Does your Discomfort bring others Comfort?
- Kristine Joy
- Jun 1
- 3 min read
Have you ever found yourself being uncomfortable to make sure others are comfortable? You may think of it as being nice to others. Allowing others to get their way, enjoy what they want. While your needs are not being met. This could be something simple like going to restaurant others like even though you don’t. Layering up in extra clothes to keep warm while someone else enjoys it cooler in a home. But what happens when you do this all the time? When you put your needs, opinion or wants to the side to allow others to receive what they want. There are many people that do this on a regular basis. Many might not even know how much they do it. And others may be discovering why they over give and what needs to start changing. Are you learning the difference between being nice and playing small? Is it time to stop being uncomfortable to make others comfortable?

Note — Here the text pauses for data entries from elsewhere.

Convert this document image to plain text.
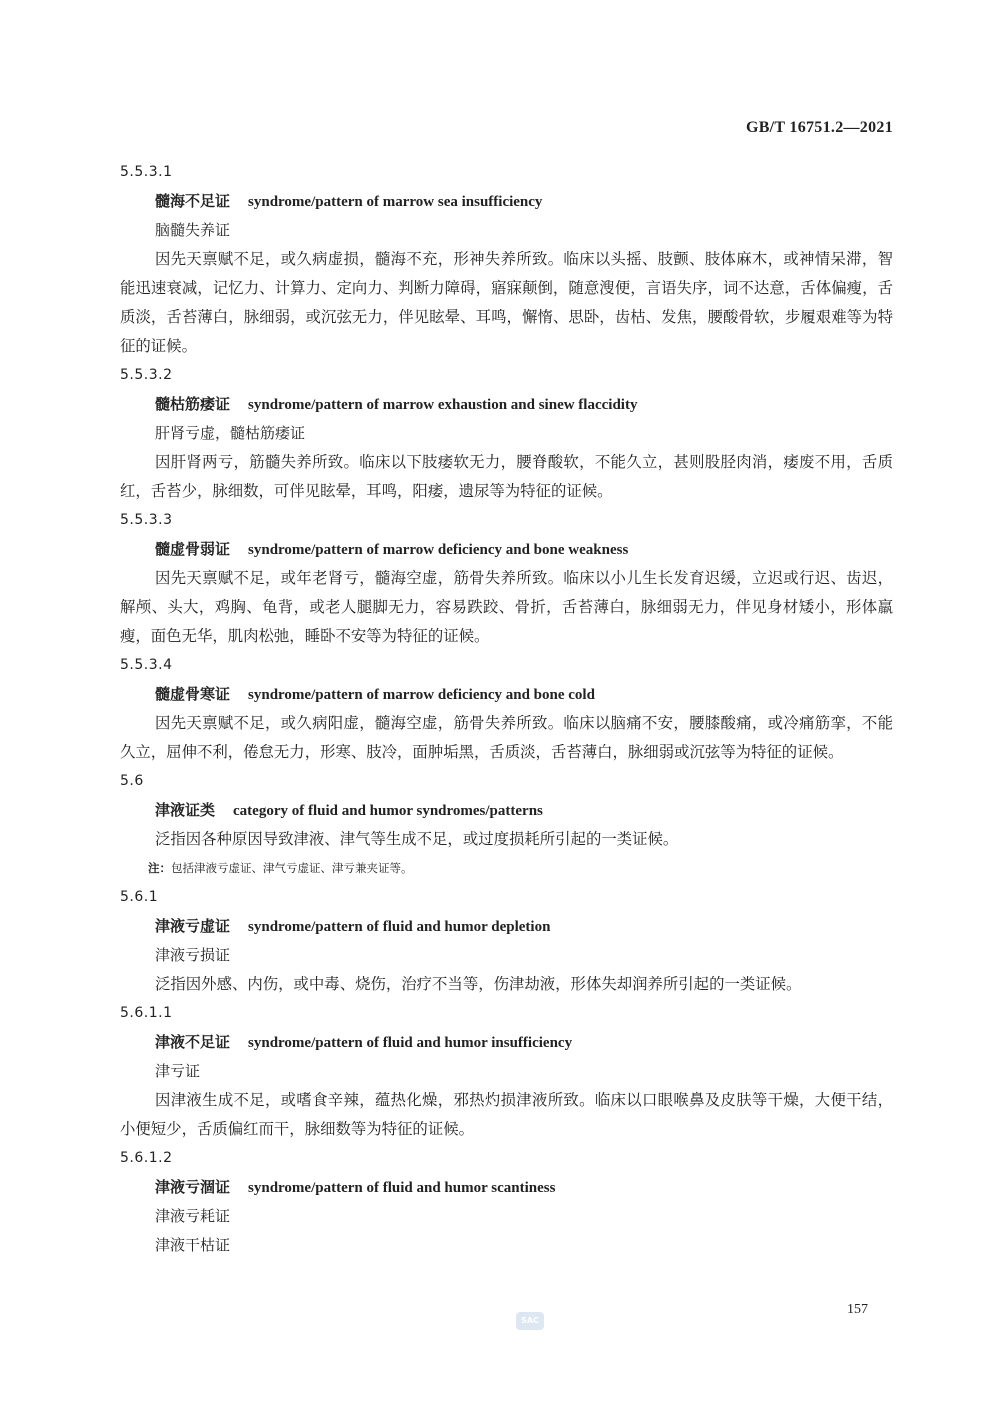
GB/T 16751.2—2021
5.5.3.1
髓海不足证 syndrome/pattern of marrow sea insufficiency
脑髓失养证
因先天禀赋不足，或久病虚损，髓海不充，形神失养所致。临床以头摇、肢颤、肢体麻木，或神情呆滞，智能迅速衰减，记忆力、计算力、定向力、判断力障碍，寤寐颠倒，随意溲便，言语失序，词不达意，舌体偏瘦，舌质淡，舌苔薄白，脉细弱，或沉弦无力，伴见眩晕、耳鸣，懈惰、思卧，齿枯、发焦，腰酸骨软，步履艰难等为特征的证候。
5.5.3.2
髓枯筋痿证 syndrome/pattern of marrow exhaustion and sinew flaccidity
肝肾亏虚，髓枯筋痿证
因肝肾两亏，筋髓失养所致。临床以下肢痿软无力，腰脊酸软，不能久立，甚则股胫肉消，痿废不用，舌质红，舌苔少，脉细数，可伴见眩晕，耳鸣，阳痿，遗尿等为特征的证候。
5.5.3.3
髓虚骨弱证 syndrome/pattern of marrow deficiency and bone weakness
因先天禀赋不足，或年老肾亏，髓海空虚，筋骨失养所致。临床以小儿生长发育迟缓，立迟或行迟、齿迟，解颅、头大，鸡胸、龟背，或老人腿脚无力，容易跌跤、骨折，舌苔薄白，脉细弱无力，伴见身材矮小，形体羸瘦，面色无华，肌肉松弛，睡卧不安等为特征的证候。
5.5.3.4
髓虚骨寒证 syndrome/pattern of marrow deficiency and bone cold
因先天禀赋不足，或久病阳虚，髓海空虚，筋骨失养所致。临床以脑痛不安，腰膝酸痛，或冷痛筋挛，不能久立，屈伸不利，倦怠无力，形寒、肢冷，面肿垢黑，舌质淡，舌苔薄白，脉细弱或沉弦等为特征的证候。
5.6
津液证类 category of fluid and humor syndromes/patterns
泛指因各种原因导致津液、津气等生成不足，或过度损耗所引起的一类证候。
注：包括津液亏虚证、津气亏虚证、津亏兼夹证等。
5.6.1
津液亏虚证 syndrome/pattern of fluid and humor depletion
津液亏损证
泛指因外感、内伤，或中毒、烧伤，治疗不当等，伤津劫液，形体失却润养所引起的一类证候。
5.6.1.1
津液不足证 syndrome/pattern of fluid and humor insufficiency
津亏证
因津液生成不足，或嗜食辛辣，蕴热化燥，邪热灼损津液所致。临床以口眼喉鼻及皮肤等干燥，大便干结，小便短少，舌质偏红而干，脉细数等为特征的证候。
5.6.1.2
津液亏涸证 syndrome/pattern of fluid and humor scantiness
津液亏耗证
津液干枯证
SAC
157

For many empaths and highly sensitive people it is hard not to notice the needs of others. You may feel selfish speaking up about your needs, you may always focus on others and what they want. You may be an over giver, fixer, or doer for everyone but yourself. You may have been shamed or guilted in the past for doing well or shining brightly. You may even have been manipulated in close relationships to keep others comfortable. Many of you are going through a big awareness of just how uncomfortable you have been for so long. You may be tired of always focusing on other’s needs. You may be done with over giving and finally ready to start receiving. You may have held back doing well in areas of your life or achievement to keep close relationships comfortable.
There have been huge energy shifts lately that are helping people find more balance in their lives. And if you have been quietly uncomfortable keeping the peace, let others shine, make others happy, that time is coming to an end. It is time for you to be comfortable. To choose what you want, shine as bright as you want, and be ok if others are uncomfortable with you. Most emotionally healthy people want to see others succeed and do well in life. They want to be supportive and see others make choices that benefit them. But when we are around emotionally unhealthy people that is not always the case. If someone is insecure about themselves, it would be hard to be around people achieving and doing well in life. They would feel like a big spotlight was shining on all the things they were not happy with themselves. Because of this, emotionally unhealthy people might try and hold your energy to a certain level that is comfortable for them to be around. And you may have been trained that you need to be at that level to be accepted or loved by them.
It is hard to think that someone would not want others to do well, achieve or be happy. But when someone is emotionally unhealthy, they need to find a way to regulate others around them to feel comfortable. You may have had a manager or co-worker that is never happy with what you do. It is never enough, or there is always something more to achieve. You may try and try to achieve more, be better but it never ends. Why? Because it has nothing to do with you and all about their uncomfortableness with you. So, they need to drop your energy, make you feel more acceptable to them. The same thing can happen with family, or any close relationship. If an emotionally unhealthy person is in your life, they will try to make you feel more comfortable to them. They may withhold their love or acceptance if you do not comply to a certain level of energy. But in turn you may feel like you are not enough, have done something wrong. And over time you continue to adjust to their needs by being uncomfortable.
It’s time for you to be comfortable in your life. You do not have to hold back who you truly are to make others feel good. You are not being selfish for living your life how you want to. But to do this it is important to understand the difference between emotionally healthy and unhealthy people. Is someone asking you to be uncomfortable most of the time to be loved and accepted? Or do they let you shine and support you, or accept you as you are? Find people that resonate with your energy at the level where you are comfortable. And let go of trying to make others comfortable by being uncomfortable.
Great article!! I’ve been doing this my whole life! Time for a new approach!